Enter Jerry Lieber and Mike Stoller. These two white boys (more precisely Jewish, like so many rock'n'roll characters) made a precarious living out of writing songs meant to imitate popular black styles. Their original version of "Hound Dog" for Willie Mae Thornton was a rough country blues.
They began to produce "in self-defence," according to Stoller, who said, "If we wrote a piece that was to be played as a Texas shuffle, for example, it would more than likely end up sounding like some Mickey Mouse swing record if we weren't there to supervise." In doing so they became the first independent producers, contracted to create individual records, and thereby created the structure behind about half of today's hits. They also made some remarkable records, firstly in what they term their "playlet" style. Starting with "Riot In Cell Block No. 9", and its dark sequel "Framed", they wrote and produced a series of songs for the Robins/Coasters which satirised and celebrated the lives of young blacks, first, and then teenagers of any race.
This was a breakthrough, but its roots were obvious enough. Lieber and Stoller simply discovered the dramatic possibilities inherent in that original Inkspots line-up. Often in the Inkspots' songs the passionate tenor of Bill Kenny dropped away leaving lugubrious bass-man Orville Jones to speak a line or two. Lieber and Stoller took this often absurd moment a step or two further by making each of the four Coasters play a recognisable part, a part that stayed the same from song to song. The bass-man usually sounded like an idiot but that was all part of the fun, except that, as Charlie Gillett says, "The device seemed to confirm every stereotype of the black man as indolent and stupid." We know, however, that the Coasters were as popular with blacks as with whites.
"They were making great r'n'b records," says Jerry Wexler, who bought their productions for Atlantic, "very idiomatic records. Not only did their records have intelligent production, they were in tune, had a good beat and were properly balanced." As even a cursory listen to much 1950s vocal music will tell you, those last three could never be taken for granted.
But Lieber and Stoller's real innovations came with a different group, The Drifters. A group called The Drifters had had a number of hits for Atlantic. But now Jerry Wexler presented the two men with a new group and asked for a new style. He got it.

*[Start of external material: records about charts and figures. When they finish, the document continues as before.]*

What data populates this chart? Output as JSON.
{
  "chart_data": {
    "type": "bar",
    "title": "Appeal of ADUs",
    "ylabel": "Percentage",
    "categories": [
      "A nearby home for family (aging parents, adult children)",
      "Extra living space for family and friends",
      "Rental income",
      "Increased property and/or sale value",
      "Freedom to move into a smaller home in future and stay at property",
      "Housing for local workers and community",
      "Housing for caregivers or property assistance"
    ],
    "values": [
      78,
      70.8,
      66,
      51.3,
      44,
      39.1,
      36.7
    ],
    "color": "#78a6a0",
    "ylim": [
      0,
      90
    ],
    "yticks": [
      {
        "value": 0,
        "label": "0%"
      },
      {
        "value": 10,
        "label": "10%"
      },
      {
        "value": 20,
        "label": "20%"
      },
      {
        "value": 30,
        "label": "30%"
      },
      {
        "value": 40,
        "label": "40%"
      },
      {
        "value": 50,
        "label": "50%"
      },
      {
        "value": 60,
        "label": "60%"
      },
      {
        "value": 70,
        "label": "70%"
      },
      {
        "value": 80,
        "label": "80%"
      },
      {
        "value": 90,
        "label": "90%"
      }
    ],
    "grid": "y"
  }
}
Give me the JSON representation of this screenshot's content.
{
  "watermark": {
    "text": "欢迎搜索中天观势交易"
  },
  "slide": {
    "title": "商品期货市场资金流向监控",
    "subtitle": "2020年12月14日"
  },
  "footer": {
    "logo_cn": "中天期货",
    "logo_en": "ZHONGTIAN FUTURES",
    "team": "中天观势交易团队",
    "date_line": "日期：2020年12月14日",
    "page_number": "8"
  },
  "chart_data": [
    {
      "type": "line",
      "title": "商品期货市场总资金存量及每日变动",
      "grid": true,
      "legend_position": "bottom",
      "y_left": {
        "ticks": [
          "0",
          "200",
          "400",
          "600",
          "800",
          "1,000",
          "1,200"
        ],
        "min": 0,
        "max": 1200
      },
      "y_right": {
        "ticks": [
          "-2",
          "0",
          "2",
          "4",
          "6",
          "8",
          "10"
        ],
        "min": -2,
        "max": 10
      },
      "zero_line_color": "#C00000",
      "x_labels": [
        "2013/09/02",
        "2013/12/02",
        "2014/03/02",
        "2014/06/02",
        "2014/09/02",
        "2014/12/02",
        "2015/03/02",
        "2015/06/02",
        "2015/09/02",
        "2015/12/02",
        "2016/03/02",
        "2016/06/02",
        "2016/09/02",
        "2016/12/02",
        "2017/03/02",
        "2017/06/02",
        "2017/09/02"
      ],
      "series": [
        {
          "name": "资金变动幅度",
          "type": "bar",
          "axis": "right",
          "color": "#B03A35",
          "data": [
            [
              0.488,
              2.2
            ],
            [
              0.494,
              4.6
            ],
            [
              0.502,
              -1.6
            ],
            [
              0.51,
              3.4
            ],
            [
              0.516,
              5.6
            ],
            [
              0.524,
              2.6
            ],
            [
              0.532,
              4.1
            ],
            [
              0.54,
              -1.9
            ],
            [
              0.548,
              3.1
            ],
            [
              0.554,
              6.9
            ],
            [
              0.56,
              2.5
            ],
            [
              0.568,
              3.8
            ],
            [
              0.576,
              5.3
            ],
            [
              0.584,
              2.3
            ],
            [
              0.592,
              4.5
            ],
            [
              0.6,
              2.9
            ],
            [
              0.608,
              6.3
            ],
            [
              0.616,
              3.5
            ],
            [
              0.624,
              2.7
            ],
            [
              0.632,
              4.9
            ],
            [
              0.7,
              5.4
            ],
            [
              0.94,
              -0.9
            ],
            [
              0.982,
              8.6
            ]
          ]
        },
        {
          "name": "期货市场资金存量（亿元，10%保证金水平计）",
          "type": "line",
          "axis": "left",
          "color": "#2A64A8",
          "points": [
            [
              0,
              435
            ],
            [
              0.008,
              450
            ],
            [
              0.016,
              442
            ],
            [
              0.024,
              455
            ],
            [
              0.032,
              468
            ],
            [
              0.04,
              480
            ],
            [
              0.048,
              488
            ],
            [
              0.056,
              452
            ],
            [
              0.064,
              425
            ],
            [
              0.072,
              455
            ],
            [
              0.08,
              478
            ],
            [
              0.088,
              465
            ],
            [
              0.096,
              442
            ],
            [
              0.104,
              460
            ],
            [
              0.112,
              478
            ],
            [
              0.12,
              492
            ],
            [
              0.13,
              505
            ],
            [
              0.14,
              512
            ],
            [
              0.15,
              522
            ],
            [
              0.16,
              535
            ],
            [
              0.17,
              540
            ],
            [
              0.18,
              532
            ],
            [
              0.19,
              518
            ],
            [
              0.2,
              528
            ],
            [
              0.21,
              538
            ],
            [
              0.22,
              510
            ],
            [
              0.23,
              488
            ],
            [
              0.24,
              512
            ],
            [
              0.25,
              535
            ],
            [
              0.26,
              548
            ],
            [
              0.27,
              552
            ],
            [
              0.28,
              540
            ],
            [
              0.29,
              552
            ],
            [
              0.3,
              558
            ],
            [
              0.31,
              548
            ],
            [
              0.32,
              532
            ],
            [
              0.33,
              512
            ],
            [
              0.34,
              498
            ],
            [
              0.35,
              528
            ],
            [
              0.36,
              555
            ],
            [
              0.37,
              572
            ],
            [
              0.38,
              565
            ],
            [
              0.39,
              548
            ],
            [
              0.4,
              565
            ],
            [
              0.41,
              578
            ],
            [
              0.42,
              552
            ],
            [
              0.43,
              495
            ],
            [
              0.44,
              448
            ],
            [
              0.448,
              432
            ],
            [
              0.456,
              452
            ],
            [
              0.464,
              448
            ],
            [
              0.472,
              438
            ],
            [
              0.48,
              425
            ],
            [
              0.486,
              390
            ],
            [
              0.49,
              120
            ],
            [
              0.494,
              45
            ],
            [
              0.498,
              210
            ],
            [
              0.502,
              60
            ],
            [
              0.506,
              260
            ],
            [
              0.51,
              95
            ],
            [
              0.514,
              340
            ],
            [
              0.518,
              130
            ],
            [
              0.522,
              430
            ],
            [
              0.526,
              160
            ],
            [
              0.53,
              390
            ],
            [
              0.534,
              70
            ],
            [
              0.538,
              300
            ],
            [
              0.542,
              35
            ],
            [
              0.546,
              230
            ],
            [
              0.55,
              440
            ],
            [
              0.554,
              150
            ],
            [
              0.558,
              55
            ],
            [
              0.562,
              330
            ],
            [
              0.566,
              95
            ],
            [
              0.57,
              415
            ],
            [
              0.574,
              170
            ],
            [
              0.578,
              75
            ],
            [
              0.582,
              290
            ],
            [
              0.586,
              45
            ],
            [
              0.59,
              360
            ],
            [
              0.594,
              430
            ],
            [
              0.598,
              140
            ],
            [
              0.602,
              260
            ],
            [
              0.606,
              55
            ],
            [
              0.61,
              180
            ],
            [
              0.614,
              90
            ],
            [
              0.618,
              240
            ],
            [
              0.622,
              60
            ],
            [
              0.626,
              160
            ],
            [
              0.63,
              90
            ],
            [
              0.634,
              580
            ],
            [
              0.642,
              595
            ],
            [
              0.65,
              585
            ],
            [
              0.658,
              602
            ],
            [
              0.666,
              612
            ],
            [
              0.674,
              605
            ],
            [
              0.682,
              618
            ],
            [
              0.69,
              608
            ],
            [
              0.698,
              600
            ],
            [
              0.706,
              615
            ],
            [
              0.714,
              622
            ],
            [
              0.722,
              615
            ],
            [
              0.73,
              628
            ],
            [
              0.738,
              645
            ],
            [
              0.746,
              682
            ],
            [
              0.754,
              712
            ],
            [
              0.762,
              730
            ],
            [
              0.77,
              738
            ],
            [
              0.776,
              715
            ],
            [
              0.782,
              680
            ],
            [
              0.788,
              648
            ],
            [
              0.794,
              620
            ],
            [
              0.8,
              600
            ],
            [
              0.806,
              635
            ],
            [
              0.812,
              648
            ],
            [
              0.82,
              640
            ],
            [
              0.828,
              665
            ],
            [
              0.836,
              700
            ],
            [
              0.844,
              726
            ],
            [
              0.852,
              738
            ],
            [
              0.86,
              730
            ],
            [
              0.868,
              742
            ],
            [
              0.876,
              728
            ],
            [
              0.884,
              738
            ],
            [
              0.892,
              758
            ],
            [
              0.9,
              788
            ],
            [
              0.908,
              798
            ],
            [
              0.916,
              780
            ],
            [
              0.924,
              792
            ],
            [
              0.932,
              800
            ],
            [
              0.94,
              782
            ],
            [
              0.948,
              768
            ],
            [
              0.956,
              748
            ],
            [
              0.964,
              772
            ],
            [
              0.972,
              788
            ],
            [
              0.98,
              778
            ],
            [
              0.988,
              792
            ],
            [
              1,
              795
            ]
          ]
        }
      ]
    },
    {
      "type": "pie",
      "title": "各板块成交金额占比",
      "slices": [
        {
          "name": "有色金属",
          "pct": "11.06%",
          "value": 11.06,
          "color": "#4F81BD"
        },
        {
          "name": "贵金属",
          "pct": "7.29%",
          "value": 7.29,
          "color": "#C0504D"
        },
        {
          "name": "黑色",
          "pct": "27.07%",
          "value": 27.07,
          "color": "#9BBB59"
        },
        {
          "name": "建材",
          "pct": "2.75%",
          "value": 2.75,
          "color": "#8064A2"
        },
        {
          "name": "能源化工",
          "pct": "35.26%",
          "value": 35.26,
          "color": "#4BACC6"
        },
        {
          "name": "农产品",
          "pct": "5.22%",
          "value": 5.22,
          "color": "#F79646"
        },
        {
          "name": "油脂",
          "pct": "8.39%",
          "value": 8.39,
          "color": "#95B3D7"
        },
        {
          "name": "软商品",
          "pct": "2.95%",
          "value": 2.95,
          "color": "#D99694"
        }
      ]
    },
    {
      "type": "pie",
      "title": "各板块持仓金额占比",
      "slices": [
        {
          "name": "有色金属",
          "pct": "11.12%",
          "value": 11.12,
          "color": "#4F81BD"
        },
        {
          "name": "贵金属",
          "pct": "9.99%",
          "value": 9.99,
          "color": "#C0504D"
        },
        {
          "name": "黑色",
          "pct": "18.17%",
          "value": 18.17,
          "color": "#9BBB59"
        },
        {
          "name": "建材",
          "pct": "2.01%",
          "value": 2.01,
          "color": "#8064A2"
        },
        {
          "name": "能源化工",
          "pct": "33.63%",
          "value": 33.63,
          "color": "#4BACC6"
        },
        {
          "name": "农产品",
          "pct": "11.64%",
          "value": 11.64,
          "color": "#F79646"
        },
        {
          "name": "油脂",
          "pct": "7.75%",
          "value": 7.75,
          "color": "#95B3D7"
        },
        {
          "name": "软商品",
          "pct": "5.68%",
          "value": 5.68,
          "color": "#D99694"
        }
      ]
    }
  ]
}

With arranger Stanley Applebaum writing out the string parts, Mike and Jerry put together "There Goes My Baby". Says Lieber, "Stanley wrote something that sounded like some Caucasian take-off and we had this Latin beat going on this out-of-tune tympani and The Drifters were singing something in another key, but the total effect — there was something magnetic about it." (As told to Bill Millar.)
It was a national number one hit, and the elements it inaugurated reappeared in all The Drifters hits from then on: strings, a Latin beat derived from the "baion", hefty percussion sections, and anything up to five guitarists. "Beat Concerto" the pop papers called it, which seems accurate enough. The formula recurred in songs like "Dance With Me", "Save The Last Dance For Me", and "Up On The Roof" — indeed, it lasted longer than most of The Drifters' vocalists.
But what was more important was that the elements of the style, tightened up and straightened out with the time-bound Latin rhythm discarded, became the essential raw material of a new sound. They called it soul.
Listening: Finding the right records to go with this piece was more difficult than writing it. Too often you will be going through some apparently reliable compilation only to find that it includes "later", "alternative", or just plain "wrong" versions of the songs you want.
The Coasters "20 Great Originals" (Atlantic 30057). An impeccable compilation.
The Drifters "Golden Hits" (Atlantic K40018). Good but limited.
The Drifters "20 Greatest Hits" (Masters MA 0017983). Includes some interesting early material but decidedly odd versions of "On Broadway" and "Saturday Night At The Movies".
"Hank Ballard & The Midnighters" (Bellaphon BID 8003).
The Ink Spots "The Best Of..." (MFP 50529).